Virginia Tech® home

Once Upon a Time in America

ID

Tidings

Authors as Published

In a recent provocative article in Commonweal Charles Morris contended that the United States has created a plutocracy that appears to be turning into “a creaky, debt-ridden, class-based, and post-imperial society.” Of his propositions I focus here on some of the implications of growing income inequality and its relationship to class and mobility in the United States. For much of the post-World War II period the richest 1 percent of U.S. citizens reported incomes that comprised 8-10 percent of all taxable income in the nation. The share of national income of that small group rose in the 1970s and thereafter until it reached 24 percent of all taxable income in 2007, the greatest percentage the richest of Americans have enjoyed since 1928. Obviously, a trebling of the nation’s income accruing to a tiny group of Americans within a scant three decades was likely to have consequences. And so it has, creating a marked change in Americans’ social mobility. In the United States today, parental income has a 50 percent weight in predicting children’s incomes⎯a level equaled only by the United Kingdom⎯ resulting in the lowest social mobility rate among 9 major industrialized nations.

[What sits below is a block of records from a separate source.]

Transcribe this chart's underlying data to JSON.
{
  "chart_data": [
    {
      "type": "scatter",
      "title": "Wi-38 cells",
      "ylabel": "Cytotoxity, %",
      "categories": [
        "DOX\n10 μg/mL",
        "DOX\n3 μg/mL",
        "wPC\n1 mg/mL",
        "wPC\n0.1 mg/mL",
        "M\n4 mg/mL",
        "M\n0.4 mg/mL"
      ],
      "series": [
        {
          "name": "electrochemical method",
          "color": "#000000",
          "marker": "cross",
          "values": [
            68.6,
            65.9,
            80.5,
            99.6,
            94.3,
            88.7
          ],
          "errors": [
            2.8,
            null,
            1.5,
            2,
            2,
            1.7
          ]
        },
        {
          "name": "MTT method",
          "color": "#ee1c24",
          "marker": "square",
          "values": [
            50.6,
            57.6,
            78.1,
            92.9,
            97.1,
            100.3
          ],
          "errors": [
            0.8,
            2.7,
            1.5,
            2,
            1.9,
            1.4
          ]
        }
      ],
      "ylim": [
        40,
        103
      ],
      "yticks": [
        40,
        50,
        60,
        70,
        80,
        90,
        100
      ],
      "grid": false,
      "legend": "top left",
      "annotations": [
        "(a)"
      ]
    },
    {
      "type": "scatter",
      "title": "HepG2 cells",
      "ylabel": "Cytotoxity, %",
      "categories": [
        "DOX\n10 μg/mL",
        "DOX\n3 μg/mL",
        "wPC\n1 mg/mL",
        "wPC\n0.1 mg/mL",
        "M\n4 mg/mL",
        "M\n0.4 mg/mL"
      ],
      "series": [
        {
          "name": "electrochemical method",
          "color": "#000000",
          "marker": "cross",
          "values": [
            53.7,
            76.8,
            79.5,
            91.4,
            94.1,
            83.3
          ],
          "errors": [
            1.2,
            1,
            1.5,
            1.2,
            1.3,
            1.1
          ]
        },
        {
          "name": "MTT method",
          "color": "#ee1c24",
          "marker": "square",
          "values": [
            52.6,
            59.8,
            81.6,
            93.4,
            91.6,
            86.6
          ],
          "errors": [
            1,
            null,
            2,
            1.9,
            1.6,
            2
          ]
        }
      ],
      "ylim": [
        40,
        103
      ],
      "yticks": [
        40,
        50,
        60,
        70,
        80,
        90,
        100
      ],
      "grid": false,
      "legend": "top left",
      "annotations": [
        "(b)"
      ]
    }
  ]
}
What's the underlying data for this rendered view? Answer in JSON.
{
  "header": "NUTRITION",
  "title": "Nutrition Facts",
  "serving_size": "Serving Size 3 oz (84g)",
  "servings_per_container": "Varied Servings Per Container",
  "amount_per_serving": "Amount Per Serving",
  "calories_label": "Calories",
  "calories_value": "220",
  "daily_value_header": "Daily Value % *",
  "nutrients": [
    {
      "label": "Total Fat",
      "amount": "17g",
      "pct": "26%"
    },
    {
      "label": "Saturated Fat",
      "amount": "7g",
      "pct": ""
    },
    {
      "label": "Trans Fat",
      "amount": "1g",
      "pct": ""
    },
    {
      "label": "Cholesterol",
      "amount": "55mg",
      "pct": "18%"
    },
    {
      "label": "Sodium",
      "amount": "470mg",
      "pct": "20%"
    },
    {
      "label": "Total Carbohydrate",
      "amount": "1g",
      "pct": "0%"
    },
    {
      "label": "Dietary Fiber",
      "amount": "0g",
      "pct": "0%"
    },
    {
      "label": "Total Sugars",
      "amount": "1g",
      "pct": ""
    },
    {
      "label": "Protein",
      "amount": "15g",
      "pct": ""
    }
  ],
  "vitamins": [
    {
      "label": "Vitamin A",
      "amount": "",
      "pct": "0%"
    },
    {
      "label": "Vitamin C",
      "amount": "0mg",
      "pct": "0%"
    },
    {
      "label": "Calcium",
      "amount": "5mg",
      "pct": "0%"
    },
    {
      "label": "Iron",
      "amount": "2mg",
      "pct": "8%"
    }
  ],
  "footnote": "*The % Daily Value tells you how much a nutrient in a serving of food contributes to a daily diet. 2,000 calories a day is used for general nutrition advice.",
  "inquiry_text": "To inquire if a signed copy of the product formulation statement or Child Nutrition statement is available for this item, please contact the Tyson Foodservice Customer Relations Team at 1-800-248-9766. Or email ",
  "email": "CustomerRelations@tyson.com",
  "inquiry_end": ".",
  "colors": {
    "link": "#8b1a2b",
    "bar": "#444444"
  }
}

This income shift may be coupled with stagnating real wages since 1973 for the largest share of Americans and the declining availability of health and other benefits, including retirement packages, for millions of workers, particularly with the collapse of the stock market in 2008. When so considered, these factors together produce a bleak picture for the average US family struggling to make ends meet. And, of course, in the aftermath of the recent recession, national unemployment has hovered between 9 and 10 percent, not including a large number of individuals who have given up the job search process and left the workforce. These trends certainly seem sufficient to create fear and consternation among citizens, especially as they appear to have come rapidly and through no apparent fault of individual choices. To make matters still worse, many economists have noted, some workers may never regain employment following this recession. In any case, unemployment in its aftermath remains historically high.

But none of these concerns hold true for the nation’s wealthiest, or for the earnings of those financial institutions widely held responsible for playing leading roles in creating the recent recession. For that top income group and those organizations, earnings and wealth have risen sharply in the last two years. Few would argue with the view the nation needs healthy banks and well-capitalized investors and financial institutions, but this situation is nonetheless richly ironic. Most analysts agree the roots of the nation’s recent financial crisis may be traced to deregulation of the banking and financial industry and the excesses that such steps made feasible and possible for those institutions. While government officials surely supported deregulation, they did so at the behest of vigorous and massive lobbying by banks, and on the view pressed often and visibly by leaders of those corporations that “freer” markets and a larger share of space in the political economy devoted to market institutions could only benefit Americans by creating new sources of capital and employment. In fact, instead, if Morris and others are correct, the ironic result of broad-scale financial deregulation was market excess, a nation of indebted citizens and decreased opportunity for social mobility among the children of millions of middle and working class families. This legacy is more than lamentable. It represents a national shame.

It is understandable in these conditions that many citizens are angry and looking for someone or something to blame for their difficult predicaments. What is harder to fathom is why so many would blame government for their woes when their situation was created both by their own embrace of elected leaders pressing the putatively positive roles of virtually unfettered markets and the frequent unadulterated greed of those who most vigorously sought “to get government off their backs.” In short, it seems odd for voters to blame the government when they collectively elected public leaders who vigorously propounded an ideology of “less government” and privatized governance that yielded the results they now lament. And, again and in any case, government officials took such actions concerning banking and financial institutions only after strong and sustained lobbying efforts by the financial industry. So, the puzzle seems to be why so many Americans would blame their government for creating a situation that arose from banking industry actions and their own actions.

The answer is not clear, but may lie partially in the same conflicted tangle of voter sentiments that fostered reckless deregulation and toleration of financial excess in the first place. U.S. citizens have at once distrusted government, placed enormous demands on it and sought to make it more “efficient” by making it operate more like a “business;” that is, more market-like. The result of such steps most often has been diffused accountability, increased complexity and longer implementation chains to secure effective public action. In such a climate, it can be more than difficult to trace causes and consequences, a situation that compounds fears already afoot that “those guys in government cannot get anything right.” Such surely misses the point, but understanding that fact may not matter so long as voters choose to lash out at government as a convenient scapegoat, rather than reflect on their own choices and values or debate and rethink their assumptions concerning the appropriate roles for democratic politics and the market in the broader political economy. Simply reacting blindly in fear and anger will do little to address this fundamental concern, but it remains an open question whether the nation is any longer equipped to engage in the dialogue and to make the choices necessary to define an alternate course. Sobering decisions lie ahead. It is not now clear whether they will be made amidst vigorous and informed debate or out of fear and scapegoating of a misplaced target of ire.